Dear members of the Fedora Board,|
I wish to encourage you to reconsider the policies regarding packages in Fedora releases. Currently, within Fedora 11, there are key packages being distributed which are still in beta or otherwise unstable condition with matching, prior stable packages available. Fedora 11, as best as I can tell, is not a beta or development release.
There used to be a practice in all things Linux where even-numbered release numbers implied stable releases, where odd-numbered releases were development tracks. The Linux kernel follows such a scheme, with 2.4.x and 2.6.x being the (more) stable. I am unaware that Fedora 11 is following this scheme. Please correct me if I am mistaken. It also might be nice to modify the Fedora Project web page to indicate that release 11 is a development platform and provide clear links to Fedora 10.
Two packages of particular note and suitable as exemplars are Firefox and Thunderbird. These are well-known and basic to the Fedora release for most users. While many Linux developers produce high-quality betas and releases, these two packages are worth special attention.
Firefox 3.5.3-1 has both a memory leak and a problem with CPU usage. When left open for more than a day, with several tabs used, the package steadily increases its memory consumption from a few hundred megabytes to over 1.6 gigabytes. The CPU consumption, on a multicore AMD machine, has been observed to start at 40% while minimized to 100% after a few hours on non-use. Users of the latest versions of Firefox have found that frequent killing of the Firefox process and restarting is required (this is on Fedora, not Windows). While this problem has existed to some small degree in the past, the latest versions are actually much worse, contrary to the Firefox developers' claims. While the Firefox community continues to struggle with fixes, removal of add-ins, and other attempts to locate the source of the problems and placate their users on all platforms, Fedora continues to adopt the latest buggy release of the tool as it is unleashed. It would seem prudent that Fedora have some degree of QA concerning the packages it considers key. A web browser is one of the features that everyone from the mere novice to the staunch professional requires. Fedora should select the best browser available, and not just the most recent or the one with the most features. It would seem appropriate that Fedora should refuse to move forward to newer releases of packages that move backward in quality. Fedora Project should implement its own QA and select the stable releases for its stable releases. This might also be of benefit to the Firefox developers, who can spend more time chasing down the problems Fedora has implicated, and less time trying to run and tie their shoelaces at the same time.
Thunderbird 3 is currently undergoing many changes. While developers continue to add more features and new development versions are released, those working on the coding and testing of the new features are not at all disturbed by the frequent changes to the UI and other characteristics of the tool. However, those who depend on the email facilities in Fedora are likely quite worried when Thunderbird pops up a dire warning about using a beta package for real life. Anyone who would be furious when all of their email, current and filed, is lost because the beta package did what we were told it could do.
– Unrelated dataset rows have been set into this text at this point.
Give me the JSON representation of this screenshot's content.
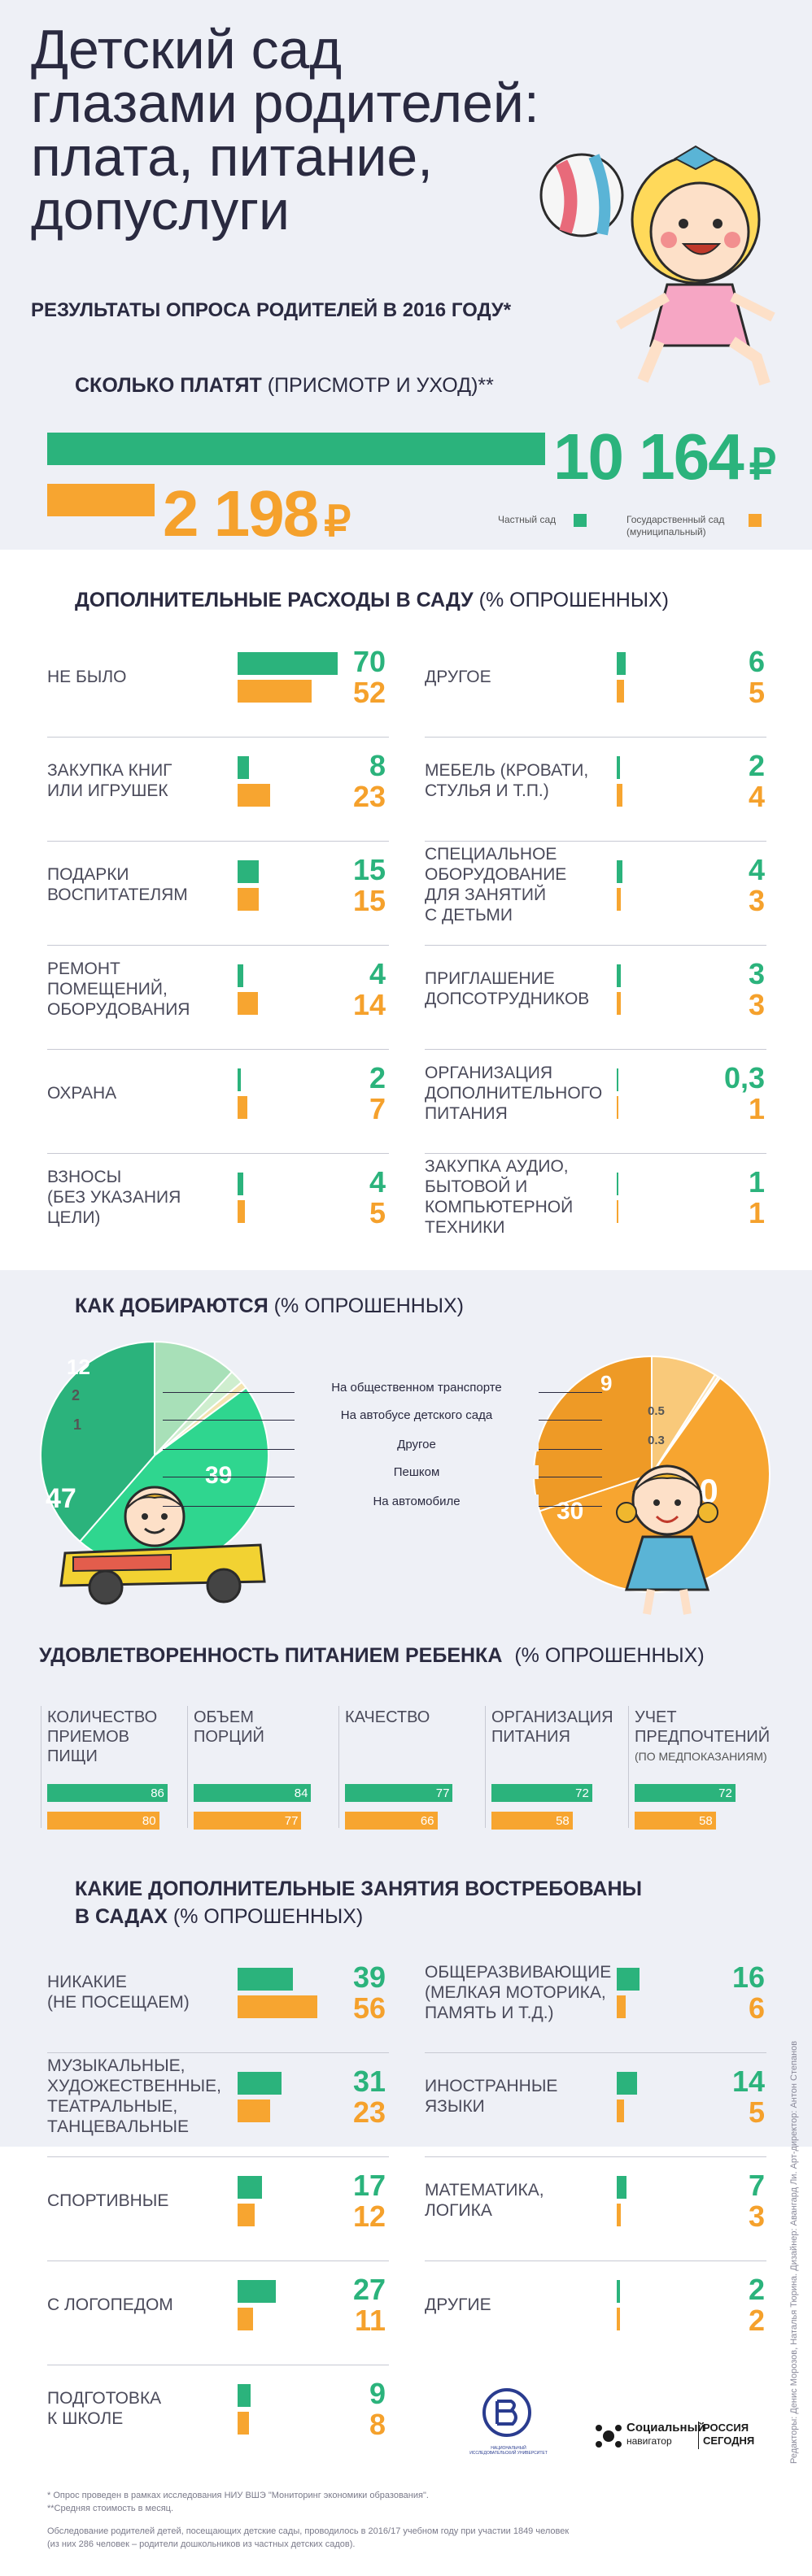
{
  "colors": {
    "private": "#2bb37c",
    "public": "#f7a530",
    "band": "#eef0f6",
    "text": "#2a2a40"
  },
  "header": {
    "title_lines": [
      "Детский сад",
      "глазами родителей:",
      "плата, питание,",
      "допуслуги"
    ],
    "subtitle": "РЕЗУЛЬТАТЫ ОПРОСА РОДИТЕЛЕЙ В 2016 ГОДУ*"
  },
  "payment": {
    "title_bold": "СКОЛЬКО ПЛАТЯТ",
    "title_light": "(ПРИСМОТР И УХОД)**",
    "private_value": "10 164",
    "public_value": "2 198",
    "currency": "₽",
    "legend_private": "Частный сад",
    "legend_public": "Государственный сад (муниципальный)"
  },
  "chart_data": [
    {
      "type": "bar",
      "title": "ДОПОЛНИТЕЛЬНЫЕ РАСХОДЫ В САДУ (% ОПРОШЕННЫХ)",
      "categories": [
        "НЕ БЫЛО",
        "ЗАКУПКА КНИГ ИЛИ ИГРУШЕК",
        "ПОДАРКИ ВОСПИТАТЕЛЯМ",
        "РЕМОНТ ПОМЕЩЕНИЙ, ОБОРУДОВАНИЯ",
        "ОХРАНА",
        "ВЗНОСЫ (БЕЗ УКАЗАНИЯ ЦЕЛИ)",
        "ДРУГОЕ",
        "МЕБЕЛЬ (КРОВАТИ, СТУЛЬЯ И Т.П.)",
        "СПЕЦИАЛЬНОЕ ОБОРУДОВАНИЕ ДЛЯ ЗАНЯТИЙ С ДЕТЬМИ",
        "ПРИГЛАШЕНИЕ ДОПСОТРУДНИКОВ",
        "ОРГАНИЗАЦИЯ ДОПОЛНИТЕЛЬНОГО ПИТАНИЯ",
        "ЗАКУПКА АУДИО, БЫТОВОЙ И КОМПЬЮТЕРНОЙ ТЕХНИКИ"
      ],
      "series": [
        {
          "name": "Частный сад",
          "values": [
            70,
            8,
            15,
            4,
            2,
            4,
            6,
            2,
            4,
            3,
            0.3,
            1
          ]
        },
        {
          "name": "Государственный сад (муниципальный)",
          "values": [
            52,
            23,
            15,
            14,
            7,
            5,
            5,
            4,
            3,
            3,
            1,
            1
          ]
        }
      ]
    },
    {
      "type": "pie",
      "title": "КАК ДОБИРАЮТСЯ (% ОПРОШЕННЫХ)",
      "categories": [
        "На общественном транспорте",
        "На автобусе детского сада",
        "Другое",
        "Пешком",
        "На автомобиле"
      ],
      "series": [
        {
          "name": "Частный сад",
          "values": [
            12,
            2,
            1,
            47,
            39
          ]
        },
        {
          "name": "Государственный сад (муниципальный)",
          "values": [
            9,
            0.5,
            0.3,
            60,
            30
          ]
        }
      ]
    },
    {
      "type": "bar",
      "title": "УДОВЛЕТВОРЕННОСТЬ ПИТАНИЕМ РЕБЕНКА (% ОПРОШЕННЫХ)",
      "categories": [
        "КОЛИЧЕСТВО ПРИЕМОВ ПИЩИ",
        "ОБЪЕМ ПОРЦИЙ",
        "КАЧЕСТВО",
        "ОРГАНИЗАЦИЯ ПИТАНИЯ",
        "УЧЕТ ПРЕДПОЧТЕНИЙ"
      ],
      "series": [
        {
          "name": "Частный сад",
          "values": [
            86,
            84,
            77,
            72,
            72
          ]
        },
        {
          "name": "Государственный сад (муниципальный)",
          "values": [
            80,
            77,
            66,
            58,
            58
          ]
        }
      ]
    },
    {
      "type": "bar",
      "title": "КАКИЕ ДОПОЛНИТЕЛЬНЫЕ ЗАНЯТИЯ ВОСТРЕБОВАНЫ В САДАХ (% ОПРОШЕННЫХ)",
      "categories": [
        "НИКАКИЕ (НЕ ПОСЕЩАЕМ)",
        "МУЗЫКАЛЬНЫЕ, ХУДОЖЕСТВЕННЫЕ, ТЕАТРАЛЬНЫЕ, ТАНЦЕВАЛЬНЫЕ",
        "СПОРТИВНЫЕ",
        "С ЛОГОПЕДОМ",
        "ПОДГОТОВКА К ШКОЛЕ",
        "ОБЩЕРАЗВИВАЮЩИЕ (МЕЛКАЯ МОТОРИКА, ПАМЯТЬ И Т.Д.)",
        "ИНОСТРАННЫЕ ЯЗЫКИ",
        "МАТЕМАТИКА, ЛОГИКА",
        "ДРУГИЕ"
      ],
      "series": [
        {
          "name": "Частный сад",
          "values": [
            39,
            31,
            17,
            27,
            9,
            16,
            14,
            7,
            2
          ]
        },
        {
          "name": "Государственный сад (муниципальный)",
          "values": [
            56,
            23,
            12,
            11,
            8,
            6,
            5,
            3,
            2
          ]
        }
      ]
    }
  ],
  "expenses": {
    "title_bold": "ДОПОЛНИТЕЛЬНЫЕ РАСХОДЫ В САДУ",
    "title_light": "(% ОПРОШЕННЫХ)",
    "left": [
      {
        "label": [
          "НЕ БЫЛО"
        ],
        "g": 70,
        "o": 52
      },
      {
        "label": [
          "ЗАКУПКА КНИГ",
          "ИЛИ ИГРУШЕК"
        ],
        "g": 8,
        "o": 23
      },
      {
        "label": [
          "ПОДАРКИ",
          "ВОСПИТАТЕЛЯМ"
        ],
        "g": 15,
        "o": 15
      },
      {
        "label": [
          "РЕМОНТ",
          "ПОМЕЩЕНИЙ,",
          "ОБОРУДОВАНИЯ"
        ],
        "g": 4,
        "o": 14
      },
      {
        "label": [
          "ОХРАНА"
        ],
        "g": 2,
        "o": 7
      },
      {
        "label": [
          "ВЗНОСЫ",
          "(БЕЗ УКАЗАНИЯ",
          "ЦЕЛИ)"
        ],
        "g": 4,
        "o": 5
      }
    ],
    "right": [
      {
        "label": [
          "ДРУГОЕ"
        ],
        "g": 6,
        "o": 5
      },
      {
        "label": [
          "МЕБЕЛЬ (КРОВАТИ,",
          "СТУЛЬЯ И Т.П.)"
        ],
        "g": 2,
        "o": 4
      },
      {
        "label": [
          "СПЕЦИАЛЬНОЕ",
          "ОБОРУДОВАНИЕ",
          "ДЛЯ ЗАНЯТИЙ",
          "С ДЕТЬМИ"
        ],
        "g": 4,
        "o": 3
      },
      {
        "label": [
          "ПРИГЛАШЕНИЕ",
          "ДОПСОТРУДНИКОВ"
        ],
        "g": 3,
        "o": 3
      },
      {
        "label": [
          "ОРГАНИЗАЦИЯ",
          "ДОПОЛНИТЕЛЬНОГО",
          "ПИТАНИЯ"
        ],
        "g": "0,3",
        "gv": 0.3,
        "o": 1
      },
      {
        "label": [
          "ЗАКУПКА АУДИО,",
          "БЫТОВОЙ И",
          "КОМПЬЮТЕРНОЙ",
          "ТЕХНИКИ"
        ],
        "g": 1,
        "o": 1
      }
    ]
  },
  "transport": {
    "title_bold": "КАК ДОБИРАЮТСЯ",
    "title_light": "(% ОПРОШЕННЫХ)",
    "legend": [
      "На общественном транспорте",
      "На автобусе детского сада",
      "Другое",
      "Пешком",
      "На автомобиле"
    ],
    "private_labels": [
      "12",
      "2",
      "1",
      "47",
      "39"
    ],
    "public_labels": [
      "9",
      "0.5",
      "0.3",
      "60",
      "30"
    ]
  },
  "food": {
    "title_bold": "УДОВЛЕТВОРЕННОСТЬ ПИТАНИЕМ РЕБЕНКА",
    "title_light": "(% ОПРОШЕННЫХ)",
    "cols": [
      {
        "label": [
          "КОЛИЧЕСТВО",
          "ПРИЕМОВ",
          "ПИЩИ"
        ],
        "note": "",
        "g": 86,
        "o": 80
      },
      {
        "label": [
          "ОБЪЕМ",
          "ПОРЦИЙ"
        ],
        "note": "",
        "g": 84,
        "o": 77
      },
      {
        "label": [
          "КАЧЕСТВО"
        ],
        "note": "",
        "g": 77,
        "o": 66
      },
      {
        "label": [
          "ОРГАНИЗАЦИЯ",
          "ПИТАНИЯ"
        ],
        "note": "",
        "g": 72,
        "o": 58
      },
      {
        "label": [
          "УЧЕТ",
          "ПРЕДПОЧТЕНИЙ"
        ],
        "note": "(ПО МЕДПОКАЗАНИЯМ)",
        "g": 72,
        "o": 58
      }
    ]
  },
  "classes": {
    "title_bold_1": "КАКИЕ ДОПОЛНИТЕЛЬНЫЕ ЗАНЯТИЯ ВОСТРЕБОВАНЫ",
    "title_bold_2": "В САДАХ",
    "title_light": "(% ОПРОШЕННЫХ)",
    "left": [
      {
        "label": [
          "НИКАКИЕ",
          "(НЕ ПОСЕЩАЕМ)"
        ],
        "g": 39,
        "o": 56
      },
      {
        "label": [
          "МУЗЫКАЛЬНЫЕ,",
          "ХУДОЖЕСТВЕННЫЕ,",
          "ТЕАТРАЛЬНЫЕ,",
          "ТАНЦЕВАЛЬНЫЕ"
        ],
        "g": 31,
        "o": 23
      },
      {
        "label": [
          "СПОРТИВНЫЕ"
        ],
        "g": 17,
        "o": 12
      },
      {
        "label": [
          "С ЛОГОПЕДОМ"
        ],
        "g": 27,
        "o": 11
      },
      {
        "label": [
          "ПОДГОТОВКА",
          "К ШКОЛЕ"
        ],
        "g": 9,
        "o": 8
      }
    ],
    "right": [
      {
        "label": [
          "ОБЩЕРАЗВИВАЮЩИЕ",
          "(МЕЛКАЯ МОТОРИКА,",
          "ПАМЯТЬ И Т.Д.)"
        ],
        "g": 16,
        "o": 6
      },
      {
        "label": [
          "ИНОСТРАННЫЕ",
          "ЯЗЫКИ"
        ],
        "g": 14,
        "o": 5
      },
      {
        "label": [
          "МАТЕМАТИКА,",
          "ЛОГИКА"
        ],
        "g": 7,
        "o": 3
      },
      {
        "label": [
          "ДРУГИЕ"
        ],
        "g": 2,
        "o": 2
      }
    ]
  },
  "credits": "Редакторы: Денис Морозов, Наталья Тюрина. Дизайнер: Авангард Ли. Арт-директор: Антон Степанов",
  "logos": {
    "hse_text": "НАЦИОНАЛЬНЫЙ ИССЛЕДОВАТЕЛЬСКИЙ УНИВЕРСИТЕТ",
    "sn_1": "Социальный",
    "sn_2": "навигатор",
    "rs_1": "РОССИЯ",
    "rs_2": "СЕГОДНЯ"
  },
  "footnotes": [
    "* Опрос проведен в рамках исследования НИУ ВШЭ \"Мониторинг экономики образования\".",
    "**Средняя стоимость в месяц.",
    "Обследование родителей детей, посещающих детские сады, проводилось в 2016/17 учебном году при участии 1849 человек",
    "(из них 286 человек – родители дошкольников из частных детских садов)."
  ]
}
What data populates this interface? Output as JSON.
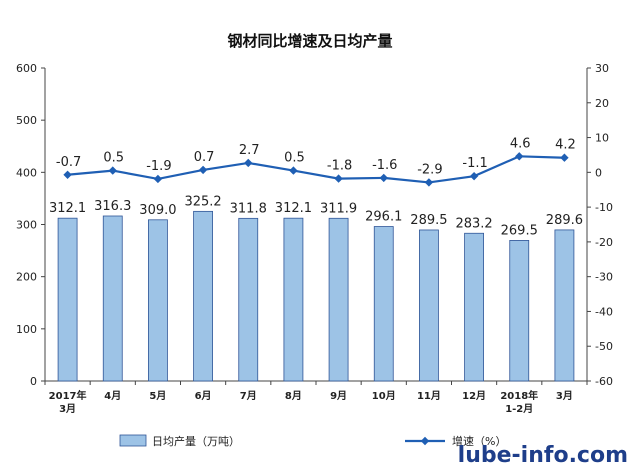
{
  "chart_data": {
    "type": "bar",
    "title": "钢材同比增速及日均产量",
    "categories": [
      "2017年\n3月",
      "4月",
      "5月",
      "6月",
      "7月",
      "8月",
      "9月",
      "10月",
      "11月",
      "12月",
      "2018年\n1-2月",
      "3月"
    ],
    "series": [
      {
        "name": "日均产量（万吨）",
        "type": "bar",
        "axis": "left",
        "values": [
          312.1,
          316.3,
          309.0,
          325.2,
          311.8,
          312.1,
          311.9,
          296.1,
          289.5,
          283.2,
          269.5,
          289.6
        ],
        "labels": [
          "312.1",
          "316.3",
          "309.0",
          "325.2",
          "311.8",
          "312.1",
          "311.9",
          "296.1",
          "289.5",
          "283.2",
          "269.5",
          "289.6"
        ]
      },
      {
        "name": "增速（%）",
        "type": "line",
        "axis": "right",
        "values": [
          -0.7,
          0.5,
          -1.9,
          0.7,
          2.7,
          0.5,
          -1.8,
          -1.6,
          -2.9,
          -1.1,
          4.6,
          4.2
        ],
        "labels": [
          "-0.7",
          "0.5",
          "-1.9",
          "0.7",
          "2.7",
          "0.5",
          "-1.8",
          "-1.6",
          "-2.9",
          "-1.1",
          "4.6",
          "4.2"
        ]
      }
    ],
    "y_left": {
      "min": 0,
      "max": 600,
      "ticks": [
        "0",
        "100",
        "200",
        "300",
        "400",
        "500",
        "600"
      ]
    },
    "y_right": {
      "min": -60,
      "max": 30,
      "ticks": [
        "-60",
        "-50",
        "-40",
        "-30",
        "-20",
        "-10",
        "0",
        "10",
        "20",
        "30"
      ]
    },
    "grid": false,
    "legend": "bottom",
    "colors": {
      "bar": "#9dc3e6",
      "bar_border": "#2f5597",
      "line": "#1f5fb4"
    }
  },
  "watermark": "lube-info.com"
}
A user who expects to take a quick check of his email and finds that the whole UI has changed, his preferences gone, and previously admissible email now finds a home in the junk mail abyss might be a bit perturbed by the advent of Fedora 11. It would seem quite reasonable that Fedora 11beta would include beta releases, but "Fedora 11 Release" should have only included Thunderbird 2 in the "release" repository, with Thunderbird 3 in the "testing" one. If during the beta phase of Fedora, a package cannot be deemed stable, it should either be excluded from Fedora or Fedora should revert to the prior, stable version of that package. Beta software is not intended for production environments. Anyone who needs the email to work will not want to rely on a beta package. Thunderbird 3 has become a black mark on Fedora 11 and something I hope the Fedora Project plans never to repeat.
So, I hope this email will be received in a positive light. I suspect you may have already heard from many others, since this seems too big to ignore. I hope that we might see a change in the Fedora Project to provide stable releases to the community while not hampering development. This might mean adoption of the even/odd scheme, or a more formal QA criteria and process, or maybe just slowing down the alpha/beta phases to allow more testing before calling it a release. I believe some of what has happened was in hope for the best, but in the end there must be a right solution and that is the one that considers the consumer. Please remember that the consumer wants quality, not just quantity.